For the sake of the following examples and to be painfully clear, `mypool/share` is the dataset I would like to share that contains two child datasets, `mypool/share/foo` and `mypool/share/bar`. The directory I want these to appear on in the Alpine container is `/samba`, so the contents of `/samba/bar` should be equivalent to `mypool/share/bar`. Additionally, all datasets are mounted on root with a similar structure, so dataset `mypool/share/foo` is mounted at `/mypool/share/foo` on the host.
For instance, I set up the container with it's root storage in a separate pool and do a simple bind mount with pct like so:
`pct set 100 -mp0 /mypool/share,mp=/samba`
This performs as I expected, I can see `/samba` in the container, and even the directories `foo` and `bar`, but neither has any contents.
So, I add another line to the end of `/etc/pve/lxc/100.conf` (100 being the ID of the alpine container), and add
`lxc.mount.entry: /mypool/share /samba/ none rbind,create=dir,optional 0 0`
I've seen this on the forums before as a valid way to address this problem:
https://forum.proxmox.com/threads/b...iles-in-nested-zfs-datasets.47454/post-382266
The issue though is I'm having the exact same problem another user is having as of last September:
https://forum.proxmox.com/threads/permission-issues-on-rbind-mounts-to-lxc.114551/
The issue is that the rbind just outright doesn't work. Where my expectation is that the rbind would show me all the contents of `samba` so that I could look into `/samba/foo` and `/samba/bar` and see their files, I don't see anything! To make matter worse, I tried to start up a different privileged container that follows the same process, but instead of running the `pct` command I only add in the `lxc.mount.entry` configuration - that leads the container to not start properly at all! I don't think this should be possible given that the `optional` flag specifically instructs the container to not fail if the mount does not work, and `create=dir` should make the directory structure anyways.
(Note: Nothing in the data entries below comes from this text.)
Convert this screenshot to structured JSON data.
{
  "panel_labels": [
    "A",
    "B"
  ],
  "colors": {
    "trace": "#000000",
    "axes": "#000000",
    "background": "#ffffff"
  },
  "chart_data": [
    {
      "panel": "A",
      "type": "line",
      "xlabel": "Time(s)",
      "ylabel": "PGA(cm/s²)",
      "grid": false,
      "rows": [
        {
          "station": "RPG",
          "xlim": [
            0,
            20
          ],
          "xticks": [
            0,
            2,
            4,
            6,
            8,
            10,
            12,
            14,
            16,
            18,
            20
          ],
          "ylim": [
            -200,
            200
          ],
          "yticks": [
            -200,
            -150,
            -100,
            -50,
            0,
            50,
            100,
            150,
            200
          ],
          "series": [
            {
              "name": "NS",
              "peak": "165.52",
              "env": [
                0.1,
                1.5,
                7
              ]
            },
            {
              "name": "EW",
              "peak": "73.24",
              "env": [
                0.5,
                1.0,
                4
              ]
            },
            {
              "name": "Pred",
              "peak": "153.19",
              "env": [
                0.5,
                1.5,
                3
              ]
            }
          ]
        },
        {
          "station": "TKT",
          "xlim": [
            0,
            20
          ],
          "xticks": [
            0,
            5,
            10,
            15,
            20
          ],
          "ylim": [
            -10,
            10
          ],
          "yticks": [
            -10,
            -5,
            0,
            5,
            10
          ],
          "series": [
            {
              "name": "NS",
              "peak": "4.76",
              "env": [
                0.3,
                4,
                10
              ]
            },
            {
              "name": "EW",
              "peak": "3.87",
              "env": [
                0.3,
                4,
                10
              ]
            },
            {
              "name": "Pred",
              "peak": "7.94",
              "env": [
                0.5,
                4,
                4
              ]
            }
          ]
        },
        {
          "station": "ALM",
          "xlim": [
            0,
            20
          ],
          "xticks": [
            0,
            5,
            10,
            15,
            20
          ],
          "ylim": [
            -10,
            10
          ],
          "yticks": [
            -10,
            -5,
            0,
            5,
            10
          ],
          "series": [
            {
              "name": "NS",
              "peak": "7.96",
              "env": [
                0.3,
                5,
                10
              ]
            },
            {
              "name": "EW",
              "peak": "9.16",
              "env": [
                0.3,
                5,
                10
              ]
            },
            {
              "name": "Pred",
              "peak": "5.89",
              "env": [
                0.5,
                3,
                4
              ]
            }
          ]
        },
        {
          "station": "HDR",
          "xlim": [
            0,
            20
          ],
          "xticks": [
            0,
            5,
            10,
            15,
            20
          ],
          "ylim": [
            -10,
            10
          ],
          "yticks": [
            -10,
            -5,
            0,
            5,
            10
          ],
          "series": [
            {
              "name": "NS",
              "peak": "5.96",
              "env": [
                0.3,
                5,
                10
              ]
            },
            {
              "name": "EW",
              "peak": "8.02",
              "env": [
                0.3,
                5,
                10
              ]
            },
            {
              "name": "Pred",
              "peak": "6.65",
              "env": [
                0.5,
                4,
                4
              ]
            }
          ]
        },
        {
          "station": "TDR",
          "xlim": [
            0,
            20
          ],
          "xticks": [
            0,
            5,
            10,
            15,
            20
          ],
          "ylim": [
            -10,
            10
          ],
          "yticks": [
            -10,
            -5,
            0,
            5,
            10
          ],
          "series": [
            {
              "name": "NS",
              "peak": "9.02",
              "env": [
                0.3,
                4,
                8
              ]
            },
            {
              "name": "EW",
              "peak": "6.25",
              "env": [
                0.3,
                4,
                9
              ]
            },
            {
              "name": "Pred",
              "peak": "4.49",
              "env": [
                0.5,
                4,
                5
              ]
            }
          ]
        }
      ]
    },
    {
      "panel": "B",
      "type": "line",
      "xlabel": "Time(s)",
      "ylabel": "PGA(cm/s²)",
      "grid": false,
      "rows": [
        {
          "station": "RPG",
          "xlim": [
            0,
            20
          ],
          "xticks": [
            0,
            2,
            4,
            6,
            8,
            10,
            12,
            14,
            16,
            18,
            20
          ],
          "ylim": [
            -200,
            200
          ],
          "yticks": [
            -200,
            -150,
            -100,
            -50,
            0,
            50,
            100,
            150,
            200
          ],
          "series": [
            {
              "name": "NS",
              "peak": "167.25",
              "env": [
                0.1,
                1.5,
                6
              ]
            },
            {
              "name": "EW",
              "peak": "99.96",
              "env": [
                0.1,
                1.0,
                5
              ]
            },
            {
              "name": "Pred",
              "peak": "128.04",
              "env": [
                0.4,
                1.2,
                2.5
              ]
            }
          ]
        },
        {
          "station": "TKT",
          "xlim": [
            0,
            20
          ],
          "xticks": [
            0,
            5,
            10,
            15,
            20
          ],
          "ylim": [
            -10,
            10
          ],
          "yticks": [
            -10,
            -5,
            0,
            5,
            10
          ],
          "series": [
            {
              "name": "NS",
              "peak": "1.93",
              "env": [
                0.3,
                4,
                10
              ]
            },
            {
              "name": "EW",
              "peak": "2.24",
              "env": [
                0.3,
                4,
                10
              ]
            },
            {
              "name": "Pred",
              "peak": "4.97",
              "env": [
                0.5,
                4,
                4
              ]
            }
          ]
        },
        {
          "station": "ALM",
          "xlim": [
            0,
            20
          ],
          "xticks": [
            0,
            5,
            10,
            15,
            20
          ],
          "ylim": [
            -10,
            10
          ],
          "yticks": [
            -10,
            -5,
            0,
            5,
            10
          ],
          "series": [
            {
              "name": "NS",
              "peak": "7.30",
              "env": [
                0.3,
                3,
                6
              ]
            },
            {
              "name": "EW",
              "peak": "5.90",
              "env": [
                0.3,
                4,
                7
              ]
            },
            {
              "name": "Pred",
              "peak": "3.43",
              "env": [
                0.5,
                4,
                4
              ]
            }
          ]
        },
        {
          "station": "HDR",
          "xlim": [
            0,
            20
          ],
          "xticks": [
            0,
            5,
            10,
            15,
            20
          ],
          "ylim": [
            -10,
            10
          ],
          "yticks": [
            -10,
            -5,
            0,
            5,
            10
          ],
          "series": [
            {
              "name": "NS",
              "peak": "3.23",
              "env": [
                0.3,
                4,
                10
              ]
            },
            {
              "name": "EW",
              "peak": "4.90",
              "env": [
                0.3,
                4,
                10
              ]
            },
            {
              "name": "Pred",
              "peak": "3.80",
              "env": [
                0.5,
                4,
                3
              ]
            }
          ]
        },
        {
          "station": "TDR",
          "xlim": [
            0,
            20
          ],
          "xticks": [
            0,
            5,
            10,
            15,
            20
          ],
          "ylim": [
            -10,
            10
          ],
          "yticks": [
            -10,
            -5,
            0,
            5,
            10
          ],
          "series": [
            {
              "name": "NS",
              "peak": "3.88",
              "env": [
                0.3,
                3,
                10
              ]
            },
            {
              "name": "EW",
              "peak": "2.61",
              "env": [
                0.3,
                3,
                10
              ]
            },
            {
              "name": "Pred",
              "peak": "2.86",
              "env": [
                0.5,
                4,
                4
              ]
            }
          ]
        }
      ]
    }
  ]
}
To round this out, it even looks like there is a patch available to add `rbind` to the mp-syntax, here, which would be the ideal solution to this problem:
https://bugzilla.proxmox.com/show_bug.cgi?id=2762
But I've never seen the "patch available" status and it isn't explained in the field explanation blurb:
https://bugzilla.proxmox.com/page.cgi?id=fields.html#bug_status
Supposedly this patch has been available since mid 2020, but I have no idea how to access it or if I should expect that I can use it in a non-enterprise application, but adding complexity by applying a patch ontop of my proxmox installation every time I update the OS? Yeah no thanks, that's insane to expect that over merging it into mainline.
tl;dr and summary:
I've given a pretty good shot at getting a recursive bind mount to a container from a ZFS dataset mounted to the host to work, but I'm getting a very opaque and confusing result and I need some help.
Thanks folks!
* I want to acknowledge the possibility of write collisions if you have multiple containers accessing the same directory, though I'd be curious to hear if a separate NFS and Samba container would be smart enough to avoid colliding with each other. If so I'd just run the services in the same container and call it a day, since I'm fairly sure modern filesystems handle that pretty well, but otherwise running them in separate containers would be helpful if it's possible.